4. Whites Chose and Appointed Dr. King’s Leadership. This is another example of disingenuous claims from Dr. King's detractors. Dr. King rose to national and later global prominence from his leadership of the Montgomery bus boycott of 1953-54, initially called by longtime activist Jo Ann Robinson. The Montgomery Improvement Association, composed entirely of Black clergy and community members (my maternal grandmother included), Several years passed before Dr. King received mass support from liberal elements of the white community, and even then he received criticism from some of those elements – a situation for example that led him to write his famous “Letter From a Birmingham Jail” in response to white clergy who thought him too impulsive and radical.

Why is it necessary for us to debunk myths about Dr. King? So that we are empowered to understand, defend, and implement his ideas. If we sift through the propaganda, and truly understand Dr. King’s motives and ideas, we can diligently defend him from those who wish to distort and pervert his meaning for us today.

This empowers us to use his ideas to challenge politicians and others who claim to support Dr. King, but write legislation and public policy diametrically opposed to his politics.

An accurate understanding of Dr. King's ideas also equips us to raise important questions. For example, how does Dr. King’s philosophy speak to the murders of Osama Bin Laden or Muammar Ghaddifi without the benefit of a trial by members of their countries?

How should we interpret and respond to escalating acts of police brutality and corporate malfeasance? How do we understand America’s military relationships with Iraq, Iran, Pakistan, Afghanistan or Israel’s occupation of Palestinian land? What is our moral and political mandate concerning poverty, public education, healthcare, homelessness and the prison system? Has America truly become “post-racial,” or does white supremacy and discrimination still dominate the landscape? I think not. Nor would Dr. King. But to hear opponents of Affirmative Action and Tea Party advocates tell it, Dr. King championed their racist and hegemonic views!

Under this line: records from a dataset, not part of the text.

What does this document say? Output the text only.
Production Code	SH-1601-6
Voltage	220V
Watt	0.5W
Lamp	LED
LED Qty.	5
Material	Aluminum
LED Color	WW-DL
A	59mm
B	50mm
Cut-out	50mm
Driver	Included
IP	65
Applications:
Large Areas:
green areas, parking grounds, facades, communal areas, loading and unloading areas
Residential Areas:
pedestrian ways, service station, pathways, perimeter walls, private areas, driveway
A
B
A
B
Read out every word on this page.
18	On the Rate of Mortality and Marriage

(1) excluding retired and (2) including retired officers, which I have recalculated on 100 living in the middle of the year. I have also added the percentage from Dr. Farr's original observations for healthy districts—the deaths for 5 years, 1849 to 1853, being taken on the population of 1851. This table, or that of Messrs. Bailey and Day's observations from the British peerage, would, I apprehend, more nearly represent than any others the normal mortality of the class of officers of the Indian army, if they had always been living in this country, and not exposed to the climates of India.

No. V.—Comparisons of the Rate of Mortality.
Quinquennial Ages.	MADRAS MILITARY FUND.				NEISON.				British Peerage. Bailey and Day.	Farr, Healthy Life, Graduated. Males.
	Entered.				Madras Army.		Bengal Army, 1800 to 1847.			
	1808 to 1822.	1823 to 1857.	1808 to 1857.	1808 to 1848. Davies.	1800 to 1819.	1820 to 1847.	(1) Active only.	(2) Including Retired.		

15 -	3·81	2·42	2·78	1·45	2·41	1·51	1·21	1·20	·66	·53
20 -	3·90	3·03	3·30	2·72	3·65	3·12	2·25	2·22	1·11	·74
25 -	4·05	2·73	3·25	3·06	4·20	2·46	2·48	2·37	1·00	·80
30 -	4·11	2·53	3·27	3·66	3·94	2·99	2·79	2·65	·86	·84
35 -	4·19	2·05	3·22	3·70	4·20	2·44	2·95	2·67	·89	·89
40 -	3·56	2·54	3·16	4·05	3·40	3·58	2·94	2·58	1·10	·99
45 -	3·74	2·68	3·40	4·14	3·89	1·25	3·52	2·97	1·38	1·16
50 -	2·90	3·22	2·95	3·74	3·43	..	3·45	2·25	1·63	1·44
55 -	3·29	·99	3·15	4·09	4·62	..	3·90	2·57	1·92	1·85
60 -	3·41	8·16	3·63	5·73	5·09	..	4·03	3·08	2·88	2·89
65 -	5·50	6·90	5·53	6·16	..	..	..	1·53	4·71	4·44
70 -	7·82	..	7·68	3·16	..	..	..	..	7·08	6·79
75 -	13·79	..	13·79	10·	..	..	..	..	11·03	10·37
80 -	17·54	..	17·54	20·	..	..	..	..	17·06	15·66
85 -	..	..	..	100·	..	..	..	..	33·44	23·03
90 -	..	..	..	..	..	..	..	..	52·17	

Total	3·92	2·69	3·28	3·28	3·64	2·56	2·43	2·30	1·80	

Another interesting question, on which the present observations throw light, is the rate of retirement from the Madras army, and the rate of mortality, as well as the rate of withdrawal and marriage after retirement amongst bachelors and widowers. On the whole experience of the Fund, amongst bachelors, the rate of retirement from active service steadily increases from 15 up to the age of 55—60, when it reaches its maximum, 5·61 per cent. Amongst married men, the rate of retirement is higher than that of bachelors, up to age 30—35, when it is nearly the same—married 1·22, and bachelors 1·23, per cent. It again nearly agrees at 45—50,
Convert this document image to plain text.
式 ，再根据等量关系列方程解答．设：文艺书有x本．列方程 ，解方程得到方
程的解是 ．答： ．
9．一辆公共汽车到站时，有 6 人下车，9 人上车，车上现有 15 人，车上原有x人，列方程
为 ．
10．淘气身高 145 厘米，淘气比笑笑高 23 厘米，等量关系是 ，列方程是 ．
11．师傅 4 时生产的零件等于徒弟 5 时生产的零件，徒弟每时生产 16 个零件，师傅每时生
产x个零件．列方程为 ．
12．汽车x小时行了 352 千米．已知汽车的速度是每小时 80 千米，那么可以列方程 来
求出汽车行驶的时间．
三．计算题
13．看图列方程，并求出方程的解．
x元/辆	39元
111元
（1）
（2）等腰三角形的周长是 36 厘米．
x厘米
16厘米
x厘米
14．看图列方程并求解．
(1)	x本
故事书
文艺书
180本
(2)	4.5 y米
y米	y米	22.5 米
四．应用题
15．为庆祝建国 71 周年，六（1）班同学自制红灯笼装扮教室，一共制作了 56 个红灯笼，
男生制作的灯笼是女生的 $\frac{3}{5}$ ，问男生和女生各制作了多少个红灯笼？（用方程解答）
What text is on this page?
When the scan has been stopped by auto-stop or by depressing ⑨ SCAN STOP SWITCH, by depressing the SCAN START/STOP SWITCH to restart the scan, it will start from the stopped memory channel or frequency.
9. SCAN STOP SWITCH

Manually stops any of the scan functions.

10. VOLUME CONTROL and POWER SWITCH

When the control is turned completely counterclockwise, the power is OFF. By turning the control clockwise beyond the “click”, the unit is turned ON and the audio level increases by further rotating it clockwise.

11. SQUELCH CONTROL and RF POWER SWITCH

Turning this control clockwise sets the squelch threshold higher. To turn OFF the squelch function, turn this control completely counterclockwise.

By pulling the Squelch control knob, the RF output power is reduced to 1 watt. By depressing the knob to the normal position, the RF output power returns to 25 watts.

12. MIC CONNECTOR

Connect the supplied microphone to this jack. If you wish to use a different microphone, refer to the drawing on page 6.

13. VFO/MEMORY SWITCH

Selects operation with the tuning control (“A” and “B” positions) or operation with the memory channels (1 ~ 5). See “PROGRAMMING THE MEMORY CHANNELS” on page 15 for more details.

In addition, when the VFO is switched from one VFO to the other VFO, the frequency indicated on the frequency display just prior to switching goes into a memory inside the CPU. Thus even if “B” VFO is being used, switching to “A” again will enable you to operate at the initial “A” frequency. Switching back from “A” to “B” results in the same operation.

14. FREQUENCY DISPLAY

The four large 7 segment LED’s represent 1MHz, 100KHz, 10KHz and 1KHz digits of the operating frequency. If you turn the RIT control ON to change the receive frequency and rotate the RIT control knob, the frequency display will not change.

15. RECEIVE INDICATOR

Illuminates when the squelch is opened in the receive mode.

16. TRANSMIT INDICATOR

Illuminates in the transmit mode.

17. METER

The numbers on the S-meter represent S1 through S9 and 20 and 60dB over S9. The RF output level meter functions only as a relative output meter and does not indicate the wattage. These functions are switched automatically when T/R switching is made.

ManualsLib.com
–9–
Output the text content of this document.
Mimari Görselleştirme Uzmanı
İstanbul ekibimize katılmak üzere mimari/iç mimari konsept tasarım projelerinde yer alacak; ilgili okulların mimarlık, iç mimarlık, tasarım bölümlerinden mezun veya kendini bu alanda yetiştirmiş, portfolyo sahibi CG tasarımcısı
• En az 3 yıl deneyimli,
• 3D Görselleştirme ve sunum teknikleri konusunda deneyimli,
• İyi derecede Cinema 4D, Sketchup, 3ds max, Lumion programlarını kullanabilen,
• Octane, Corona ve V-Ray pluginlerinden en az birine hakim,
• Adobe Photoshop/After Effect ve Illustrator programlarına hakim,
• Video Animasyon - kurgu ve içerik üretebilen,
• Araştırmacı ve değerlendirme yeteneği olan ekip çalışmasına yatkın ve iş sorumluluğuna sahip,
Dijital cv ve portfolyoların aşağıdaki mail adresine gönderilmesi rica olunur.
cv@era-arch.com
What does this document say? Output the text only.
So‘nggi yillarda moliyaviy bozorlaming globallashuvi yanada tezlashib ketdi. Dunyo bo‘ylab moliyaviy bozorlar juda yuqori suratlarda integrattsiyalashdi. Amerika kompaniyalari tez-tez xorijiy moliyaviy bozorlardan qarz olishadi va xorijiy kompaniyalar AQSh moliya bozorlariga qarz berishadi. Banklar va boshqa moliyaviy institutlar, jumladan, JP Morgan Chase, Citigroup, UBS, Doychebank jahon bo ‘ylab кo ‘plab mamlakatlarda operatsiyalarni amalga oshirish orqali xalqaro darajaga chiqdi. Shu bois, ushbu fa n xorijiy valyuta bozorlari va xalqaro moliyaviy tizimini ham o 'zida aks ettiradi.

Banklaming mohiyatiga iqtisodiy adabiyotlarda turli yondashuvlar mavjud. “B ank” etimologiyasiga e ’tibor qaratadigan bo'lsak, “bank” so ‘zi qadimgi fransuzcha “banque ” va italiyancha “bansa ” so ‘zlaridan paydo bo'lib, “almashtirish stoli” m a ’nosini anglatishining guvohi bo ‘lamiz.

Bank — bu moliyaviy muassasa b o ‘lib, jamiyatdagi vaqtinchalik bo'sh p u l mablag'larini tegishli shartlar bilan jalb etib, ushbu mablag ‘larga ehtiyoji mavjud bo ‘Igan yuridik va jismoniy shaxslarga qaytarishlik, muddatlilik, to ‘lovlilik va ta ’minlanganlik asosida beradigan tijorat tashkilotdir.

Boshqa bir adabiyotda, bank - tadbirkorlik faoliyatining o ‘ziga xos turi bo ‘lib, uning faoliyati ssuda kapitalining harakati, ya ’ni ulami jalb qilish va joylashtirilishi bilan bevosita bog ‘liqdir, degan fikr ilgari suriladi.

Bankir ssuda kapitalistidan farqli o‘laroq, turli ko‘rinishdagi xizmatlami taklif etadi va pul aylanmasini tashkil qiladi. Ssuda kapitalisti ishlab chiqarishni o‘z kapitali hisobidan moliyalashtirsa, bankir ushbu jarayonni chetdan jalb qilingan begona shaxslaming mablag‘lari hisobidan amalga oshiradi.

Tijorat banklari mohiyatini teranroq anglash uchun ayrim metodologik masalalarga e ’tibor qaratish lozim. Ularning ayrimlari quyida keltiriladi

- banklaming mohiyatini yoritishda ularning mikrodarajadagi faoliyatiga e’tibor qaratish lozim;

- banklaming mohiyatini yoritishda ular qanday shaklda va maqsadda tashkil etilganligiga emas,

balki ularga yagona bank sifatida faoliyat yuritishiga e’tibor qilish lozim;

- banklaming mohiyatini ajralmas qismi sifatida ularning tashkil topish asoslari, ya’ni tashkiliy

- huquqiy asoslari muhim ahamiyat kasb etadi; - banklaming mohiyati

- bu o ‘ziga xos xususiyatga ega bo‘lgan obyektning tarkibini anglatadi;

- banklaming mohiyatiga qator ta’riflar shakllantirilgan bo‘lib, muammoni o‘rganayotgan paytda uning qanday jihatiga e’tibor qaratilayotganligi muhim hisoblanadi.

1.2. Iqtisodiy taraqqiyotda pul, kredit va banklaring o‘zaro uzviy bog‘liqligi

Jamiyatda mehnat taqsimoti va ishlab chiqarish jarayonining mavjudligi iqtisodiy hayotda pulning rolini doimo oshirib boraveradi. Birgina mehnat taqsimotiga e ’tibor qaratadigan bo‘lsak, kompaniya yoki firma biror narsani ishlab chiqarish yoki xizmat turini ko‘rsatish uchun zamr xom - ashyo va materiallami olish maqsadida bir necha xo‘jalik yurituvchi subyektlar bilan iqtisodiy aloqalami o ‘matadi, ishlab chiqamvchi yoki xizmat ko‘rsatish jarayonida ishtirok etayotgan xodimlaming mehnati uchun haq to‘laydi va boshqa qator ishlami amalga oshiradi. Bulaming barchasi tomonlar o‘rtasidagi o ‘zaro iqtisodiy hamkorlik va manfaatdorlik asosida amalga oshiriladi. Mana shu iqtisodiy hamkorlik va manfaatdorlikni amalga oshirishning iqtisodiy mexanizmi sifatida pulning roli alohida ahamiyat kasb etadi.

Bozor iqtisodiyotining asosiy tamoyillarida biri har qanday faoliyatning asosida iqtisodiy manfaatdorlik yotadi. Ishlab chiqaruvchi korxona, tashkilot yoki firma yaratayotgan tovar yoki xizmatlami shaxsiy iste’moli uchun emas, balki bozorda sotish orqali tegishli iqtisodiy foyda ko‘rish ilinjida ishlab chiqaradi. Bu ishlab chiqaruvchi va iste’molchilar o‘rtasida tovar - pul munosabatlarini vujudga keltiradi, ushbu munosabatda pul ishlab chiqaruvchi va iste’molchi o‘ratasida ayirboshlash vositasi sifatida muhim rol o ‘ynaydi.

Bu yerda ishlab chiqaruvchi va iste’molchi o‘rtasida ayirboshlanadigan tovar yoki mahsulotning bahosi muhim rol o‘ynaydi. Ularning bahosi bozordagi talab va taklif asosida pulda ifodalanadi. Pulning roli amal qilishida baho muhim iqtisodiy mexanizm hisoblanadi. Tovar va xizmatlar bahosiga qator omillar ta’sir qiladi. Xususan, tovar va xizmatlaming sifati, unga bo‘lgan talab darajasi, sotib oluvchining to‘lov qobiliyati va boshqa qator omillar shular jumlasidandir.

This nation has a perverted fetish for vilifying Black voices of resistance, only to shamefully reinvent them and their legacies upon their demise. Citizens of conscience and consciousness must reject these fictitious accounts of our authentic heroes and sheroes. Dr. King was murdered on April 4, 1968. And his ideological opponents continue to murder his meaning and legacy today. Not only do Black lives matter, so does Black historical memory, and no ultra right-wing whites (or their shameful Black collaborators) get to determine it.